42nd Street (1933) Director: Lloyd Bacon
“Come and meet those dancing feet,
On the avenue I’m taking you to,
Forty-Second Street.”

★★★☆☆
Both set and released during the Great Depression, 42nd Street is a quintessential “backdoor musical.” It offers a suggestive, innuendo-filled musical extravaganza like no other. Its success, following the release of MGM’s first sound film The Broadway Melody, revitalized the struggling Warner Bros. Studios, as well as the entire musical film genre. It was followed by two other successful musicals in 1933, Footlight Parade and Gold Diggers of 1933. Shot in Burbank for 28 days, we see Ginger Rogers in one of her break-out cinematic roles, albeit as a minor character. The two standout numbers for me in the film include: “You’re Getting to be a Habit” and “42nd Street.”
The film tells the story of a stage director named Julian Marsh (Warner Baxter) who wants to end his career with a bang by producing a musical called “Pretty Lady,” however he is warned not to continue directing due to his high blood pressure. He begins casting the show for whom Dorothy Brock (Bebe Daniels) will play the lead.

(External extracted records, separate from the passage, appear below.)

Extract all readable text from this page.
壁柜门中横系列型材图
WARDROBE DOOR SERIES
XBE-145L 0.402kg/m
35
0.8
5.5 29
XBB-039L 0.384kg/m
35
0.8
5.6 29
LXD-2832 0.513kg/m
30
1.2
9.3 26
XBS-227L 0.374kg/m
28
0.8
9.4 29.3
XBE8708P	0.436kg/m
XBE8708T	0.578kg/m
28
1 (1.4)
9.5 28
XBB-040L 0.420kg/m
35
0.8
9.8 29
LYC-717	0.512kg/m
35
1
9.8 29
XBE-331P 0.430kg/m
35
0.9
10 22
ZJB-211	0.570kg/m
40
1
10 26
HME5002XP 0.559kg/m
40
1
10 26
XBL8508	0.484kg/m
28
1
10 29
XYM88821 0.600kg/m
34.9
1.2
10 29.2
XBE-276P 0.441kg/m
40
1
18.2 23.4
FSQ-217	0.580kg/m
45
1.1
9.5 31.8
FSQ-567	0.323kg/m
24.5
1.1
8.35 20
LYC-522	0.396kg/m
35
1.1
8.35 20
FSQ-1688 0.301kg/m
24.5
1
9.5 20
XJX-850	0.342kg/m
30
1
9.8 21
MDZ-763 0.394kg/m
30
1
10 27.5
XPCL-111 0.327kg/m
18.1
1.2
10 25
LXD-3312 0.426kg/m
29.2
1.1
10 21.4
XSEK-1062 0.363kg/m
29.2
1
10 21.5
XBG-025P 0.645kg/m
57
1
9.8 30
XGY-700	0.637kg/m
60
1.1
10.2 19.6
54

In order to secure the show’s financing, she string along a lead investor allowing him to believe she loves him, while secretly dating another man. Peggy Sawyer (Ruby Keeler) is hired as one of the show’s dancers but after Brock rolls her ankle the night before the show, and after a mere 5 weeks of practice, Peggy is chosen to take her place. Nevertheless, the show is a hit and the film closes with hoards of audience members leaving the theatre in Philadelphia giving all of the credit to Peggy and none to the director. He listens quietly from the shadows.